Tumeurs germinales séminomateuses pures
Position du problème
Pour les tumeurs séminomateuses pures (TSP), le risque de dissémination
métastatique microscopique est de l’ordre de 15 à 20 %. Les deux principaux
paramètres histologiques significativement associés à la dissémination métastatique ont été la taille de la tumeur primitive et l’invasion du rete testis dans
une population de 638 patients surveillés après l’orchidectomie première. Selon
la présence de zéro, une ou deux de ces variables, les taux d’évolutivité métastatique ont été de 12 %, 16 % et 31 % (14). Historiquement, les attitudes
proposées chez les patients ont été la radiothérapie prophylactique (20 à
25 Grays) des aires ganglionnaires iliaques homolatérales et lombo-aortiques
et la surveillance, sans tenir compte des facteurs pronostiques histologiques.

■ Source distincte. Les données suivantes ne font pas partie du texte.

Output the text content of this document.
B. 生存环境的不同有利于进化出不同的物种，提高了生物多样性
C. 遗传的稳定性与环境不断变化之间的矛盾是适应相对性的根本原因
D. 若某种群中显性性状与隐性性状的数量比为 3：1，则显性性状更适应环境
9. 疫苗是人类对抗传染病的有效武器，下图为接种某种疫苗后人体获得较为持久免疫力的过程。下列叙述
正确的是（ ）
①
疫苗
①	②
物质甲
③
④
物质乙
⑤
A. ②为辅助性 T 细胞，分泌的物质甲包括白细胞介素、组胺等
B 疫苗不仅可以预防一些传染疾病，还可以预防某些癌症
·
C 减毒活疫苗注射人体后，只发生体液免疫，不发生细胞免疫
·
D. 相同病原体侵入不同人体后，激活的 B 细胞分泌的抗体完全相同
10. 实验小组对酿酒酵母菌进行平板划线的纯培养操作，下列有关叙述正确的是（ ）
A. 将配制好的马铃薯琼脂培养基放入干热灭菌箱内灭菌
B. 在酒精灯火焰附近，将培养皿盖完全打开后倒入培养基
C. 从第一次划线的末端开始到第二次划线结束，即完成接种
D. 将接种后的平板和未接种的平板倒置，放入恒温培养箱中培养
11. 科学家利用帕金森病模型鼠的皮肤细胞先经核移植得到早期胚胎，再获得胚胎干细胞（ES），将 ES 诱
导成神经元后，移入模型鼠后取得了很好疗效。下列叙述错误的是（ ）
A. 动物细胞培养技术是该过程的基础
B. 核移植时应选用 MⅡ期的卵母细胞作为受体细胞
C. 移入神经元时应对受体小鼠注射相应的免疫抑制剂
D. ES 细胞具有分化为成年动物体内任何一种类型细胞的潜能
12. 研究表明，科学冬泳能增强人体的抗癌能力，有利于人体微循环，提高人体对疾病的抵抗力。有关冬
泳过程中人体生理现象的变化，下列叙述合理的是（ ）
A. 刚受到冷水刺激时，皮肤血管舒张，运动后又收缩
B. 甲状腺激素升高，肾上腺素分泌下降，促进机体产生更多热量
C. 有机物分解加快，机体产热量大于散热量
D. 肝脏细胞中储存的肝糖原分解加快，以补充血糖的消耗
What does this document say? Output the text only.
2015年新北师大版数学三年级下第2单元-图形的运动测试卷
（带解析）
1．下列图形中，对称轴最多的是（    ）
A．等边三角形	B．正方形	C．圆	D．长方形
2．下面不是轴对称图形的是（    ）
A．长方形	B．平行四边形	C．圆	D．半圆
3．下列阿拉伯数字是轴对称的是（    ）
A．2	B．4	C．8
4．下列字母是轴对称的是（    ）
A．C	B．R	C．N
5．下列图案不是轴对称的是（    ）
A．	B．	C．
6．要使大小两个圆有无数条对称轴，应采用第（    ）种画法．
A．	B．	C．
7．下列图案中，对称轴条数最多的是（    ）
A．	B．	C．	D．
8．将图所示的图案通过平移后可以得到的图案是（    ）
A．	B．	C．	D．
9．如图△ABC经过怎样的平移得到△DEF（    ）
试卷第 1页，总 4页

Les résultats à long terme de la radiothérapie attestent d’une remarquable efficacité, avec des taux de récidive, essentiellement sus-diaphramatiques ou
osseuses, de l’ordre de 5 %. La surveillance a pour avantage de ne proposer
un traitement (médical ou radiothérapique) que chez les patients qui le nécessitent lors de l’évolutivité métastatique. Les résultats à long terme sont identiques à ceux de la radiothérapie prophylactique avec des survies de 95 % à
100 % (15).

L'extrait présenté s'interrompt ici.